Over recent decades, an understanding of the biological bases of cancers and the provision of rational therapies to combat them, has proved a major challenge for medical science. Two recipients of the 2005 Wolf Prize for Medicine, Professors Hunter and Pawson, have each independently contributed to an understanding of the tyrosine kinase signaling pathways in biology and the effect of their disruption on the development of certain cancers. The third recipient, Professor Levitzki, has pioneered the development of small molecule inhibitors of tyrosine phosphorylation that block the disrupted pathways associated with cancer and thus provide effective therapies.
Anthony R. Hunter´s contributions lie at the heart of signaling pathways and their disorders. He discovered that tyrosine phosphorylation is a fundamental mechanism for transmembrane-signal transduction in response to growth factor stimulation and that disregulation of such tyrosine phosphorylation, by activated oncogenic protein tyrosine kinases, is a pivotal mechanism utilized in the malignant transformation of cells.

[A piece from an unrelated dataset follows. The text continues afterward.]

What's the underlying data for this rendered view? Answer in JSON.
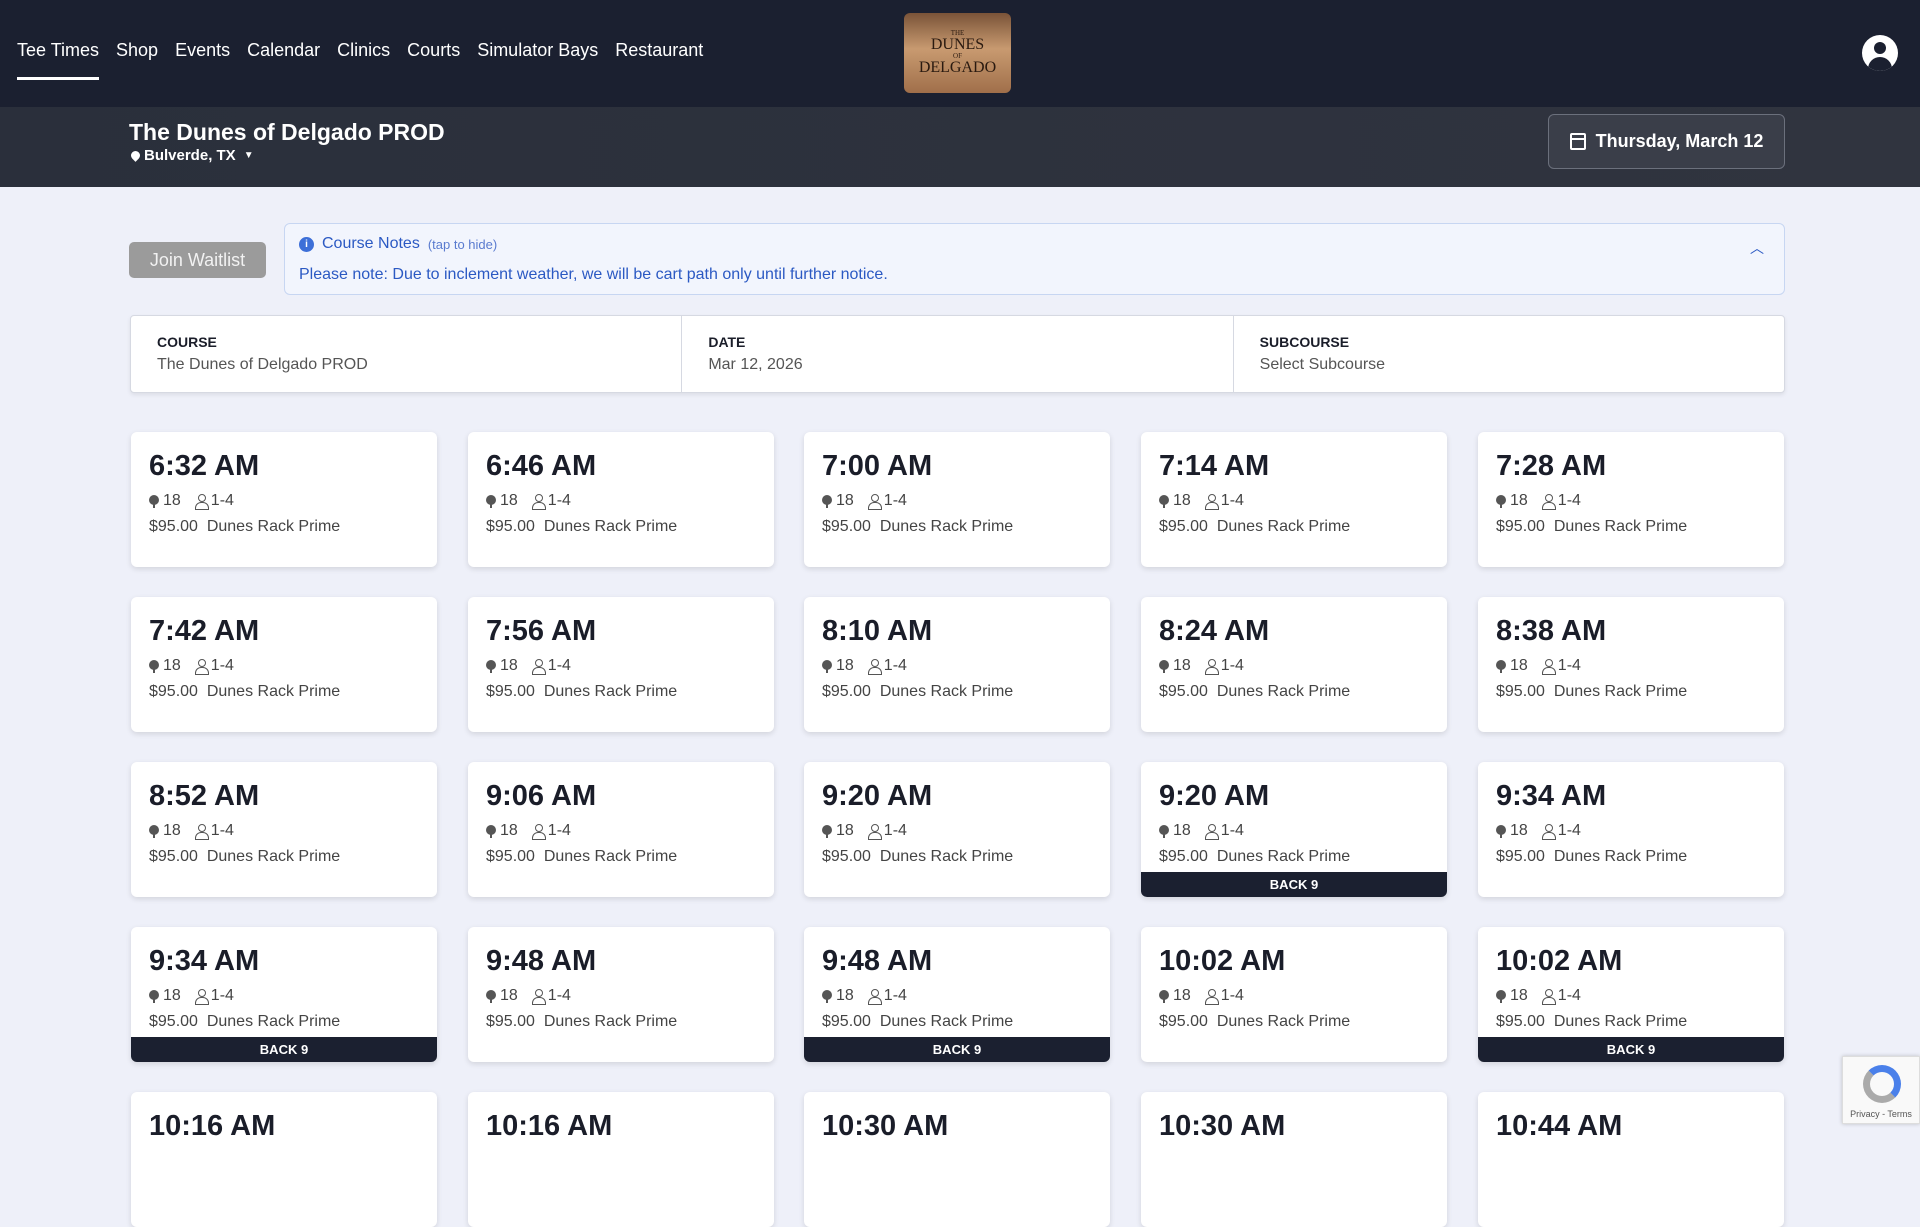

Anthony J. Pawson demonstrated that a conserved sequence domain is required for an oncogene to transform, as it directs the cellular activity of the kinase domain. He showed that the SH2 domain binds specifically to phosphotyrosine, leading to a completely new way of connecting signal transduction to cell transformation.
Alexander Levitzki developed specific chemical inhibitors of cancer-induced protein kinases. He demonstrated that such an inhibitor to Bcr-Abl kinase induces death of chronic myeloid leukemia cells. This is currently used, with great success, for therapy of patients afflicted by this disease. Levitzki is in the process of developing additional tyrosine kinase inhibitors for treatment of other malignant disorders.